Let's talk about spankings. "He that spareth his rod hateth his son: but he that loveth him chasteneth him betimes" (Prov. 13: 244). What God says goes exactly opposite the "feelings" of many parents and educators. The passage clearly states that a failure to apply the rod is due to the parents' hating of the child. "No!" cries a mother, "I love my child too much to spank him." The parent who responds thus does not understand: 1) the authority of God's word, 2) the nature of love, 3) his (or her) own feelings, 4) the character of God, 5) the needs of the child.

HEAD OF THE FAMILY

I am the General. My wife is my aide and advisor—the first-in command when I am absent.

I rule benevolently. Love and respect are my primary tools of persuasion. I lead, not command, from a distant bunker. All of my family knows that I will lay down my life for them; consequently, they will lay down theirs for me. To instantly obey a command is their part of the teamwork. Even today, without looking at the children, I can snap my finger, pointing to the floor, and they all (including the ones over six feet) immediately sit. I can point to the door, and they all exit.

My own commentary

Ever since the beginning of Mankind, it was a firm belief that the parents should spank their children if they misbehave. But in the latter part of the last century, social scientists and later legislative bodies arrived at the conclusion that corporal punishment is not the proper way to discipline children.

I remember being beaten with a ski pole and a strap by my mother when I was a child and being strapped on my hands and caned on the butt in school. I also remember one foster parent beating me with a switch and the other strapping me on the hands after letting the strap soak overnight in the sink so that it would be heavier.
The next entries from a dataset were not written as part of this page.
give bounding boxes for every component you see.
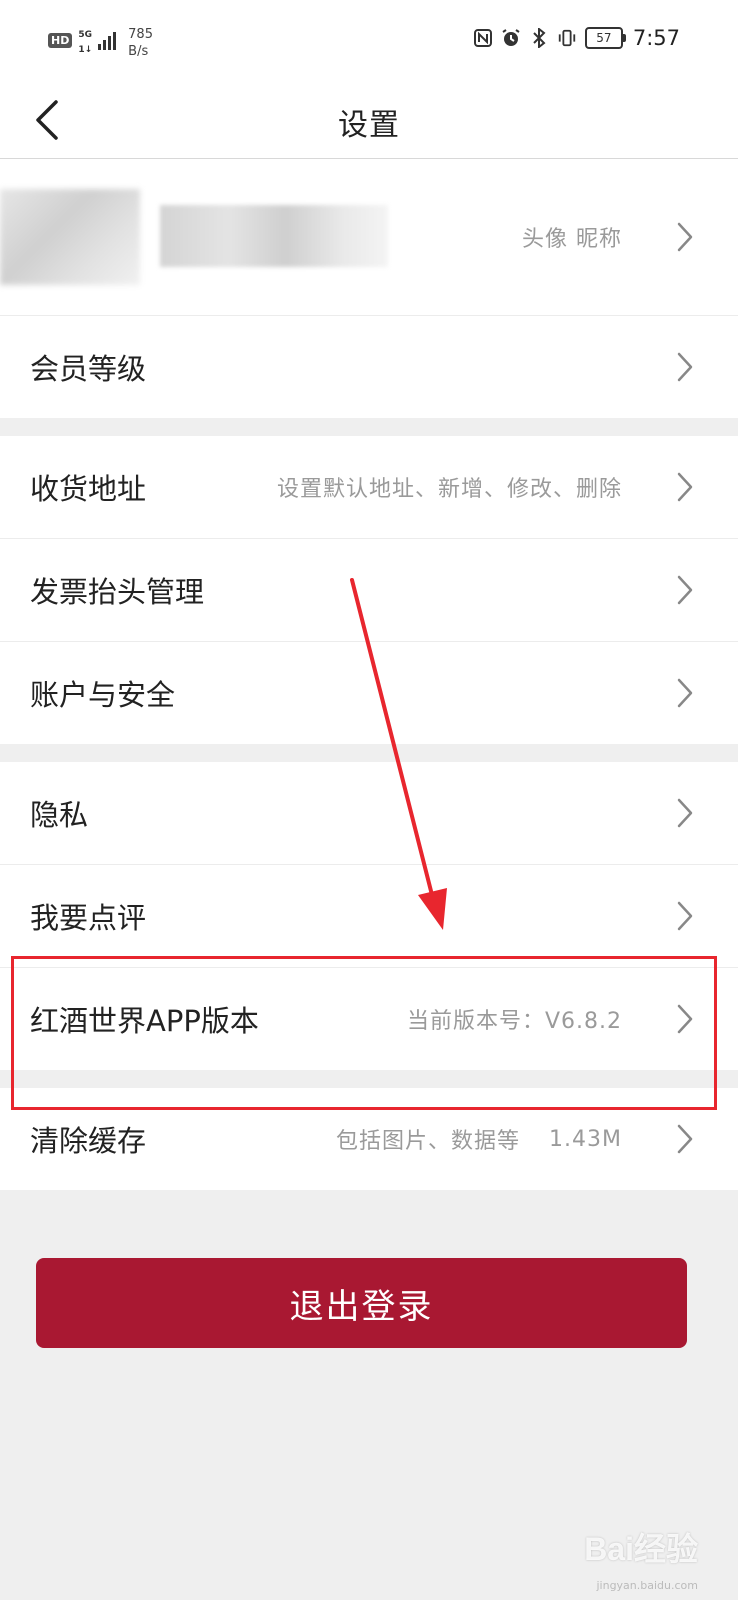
app-version-label: 红酒世界APP版本 xyxy=(30,1004,259,1038)
signal-icon xyxy=(98,30,117,50)
cache-size: 1.43M xyxy=(549,1126,622,1152)
battery-icon: 57 xyxy=(584,27,626,49)
network-sub: 1↓ xyxy=(78,45,93,55)
watermark-logo: Bai经验 xyxy=(584,1531,698,1567)
nfc-icon xyxy=(473,28,493,48)
clock: 7:57 xyxy=(632,26,680,50)
member-level-label: 会员等级 xyxy=(30,352,147,386)
status-left: HD 5G 1↓ 785 B/s xyxy=(48,26,153,60)
list-item-invoice[interactable]: 发票抬头管理 xyxy=(0,539,738,642)
app-version-hint: 当前版本号：V6.8.2 xyxy=(406,1009,622,1034)
chevron-right-icon xyxy=(677,472,693,502)
chevron-right-icon xyxy=(677,901,693,931)
chevron-right-icon xyxy=(677,1124,693,1154)
chevron-right-icon xyxy=(677,798,693,828)
chevron-right-icon xyxy=(677,575,693,605)
network-indicator: 5G 1↓ xyxy=(78,26,92,56)
list-item-account-security[interactable]: 账户与安全 xyxy=(0,642,738,744)
logout-button[interactable]: 退出登录 xyxy=(36,1258,687,1348)
review-label: 我要点评 xyxy=(30,901,147,935)
section-shopping: 收货地址 设置默认地址、新增、修改、删除 发票抬头管理 账户与安全 xyxy=(0,436,738,744)
address-label: 收货地址 xyxy=(30,472,147,506)
list-item-member-level[interactable]: 会员等级 xyxy=(0,316,738,418)
hd-badge: HD xyxy=(48,33,73,48)
privacy-label: 隐私 xyxy=(30,798,89,832)
list-item-privacy[interactable]: 隐私 xyxy=(0,762,738,865)
watermark-url: jingyan.baidu.com xyxy=(596,1579,698,1592)
clear-cache-label: 清除缓存 xyxy=(30,1124,147,1158)
section-general: 隐私 我要点评 红酒世界APP版本 当前版本号：V6.8.2 xyxy=(0,762,738,1070)
account-security-label: 账户与安全 xyxy=(30,678,176,712)
page-title: 设置 xyxy=(338,108,400,143)
net-speed-unit: B/s xyxy=(128,44,149,59)
section-cache: 清除缓存 包括图片、数据等 1.43M xyxy=(0,1088,738,1190)
nav-bar: 设置 xyxy=(0,82,738,159)
chevron-right-icon xyxy=(677,1004,693,1034)
list-item-address[interactable]: 收货地址 设置默认地址、新增、修改、删除 xyxy=(0,436,738,539)
status-bar: HD 5G 1↓ 785 B/s 57 7:57 xyxy=(0,0,738,82)
avatar xyxy=(0,189,140,285)
list-item-app-version[interactable]: 红酒世界APP版本 当前版本号：V6.8.2 xyxy=(0,968,738,1070)
net-speed-value: 785 xyxy=(128,27,153,42)
status-right: 57 7:57 xyxy=(473,26,680,50)
list-item-review[interactable]: 我要点评 xyxy=(0,865,738,968)
invoice-label: 发票抬头管理 xyxy=(30,575,205,609)
alarm-icon xyxy=(501,28,521,48)
profile-hint: 头像 昵称 xyxy=(522,227,622,252)
clear-cache-hint: 包括图片、数据等 xyxy=(335,1129,520,1154)
chevron-right-icon xyxy=(677,222,693,252)
bluetooth-icon xyxy=(529,28,549,48)
vibrate-icon xyxy=(557,28,577,48)
chevron-right-icon xyxy=(677,678,693,708)
nickname-blurred xyxy=(160,205,388,267)
chevron-right-icon xyxy=(677,352,693,382)
list-item-clear-cache[interactable]: 清除缓存 包括图片、数据等 1.43M xyxy=(0,1088,738,1190)
network-type: 5G xyxy=(78,30,92,40)
profile-row[interactable]: 头像 昵称 xyxy=(0,159,738,316)
section-account: 头像 昵称 会员等级 xyxy=(0,159,738,418)
address-hint: 设置默认地址、新增、修改、删除 xyxy=(276,477,622,502)
net-speed: 785 B/s xyxy=(128,26,153,60)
I can assure you, the beatings didn’t do anything to improve my behavior.

There are many other means of instilling discipline without having to use corporal punishment.

Canada outlawed the use of the strap and the whip in prisons as a means of discipline because it was apparent that it actually made the prisoners bitter and you certainly don’t want prisoners who are released back into society being bitter at society.

I don’t know if the inflicting of corporal punishment on those of us who received it had an effect on our lives but even though I loved my mother, I also feared her when I was a child and no child should have to fear his or her mother or father.

I remember back in 1959 when I was a senior supervisor in a home for retarded children, I spanked a small boy each time he threw a roll of toilet paper into the bowl of the toilet. But each time I spanked him, he cried out that he loved me. It finally dawned on me that he was doing what he did so that he would be loved. I didn’t spank him any more and instead I told him that I and the other staff really loved him and after that, he stopped throwing the rolls of toilet paper into the toilet bowl.

As frustrating as raising children can be, there simply is no justification in beating them. Unfortunately, there are thousands of parents who believe in the teachings of that religious nutcase, Pastor Michael Pearl and his equally nutcase wife, Debi Pearl that inflicting physical punishment is the way to correct their children. It isn’t the proper way at all. It will simply instill fear into them. Raising children to live in fear is counterproductive.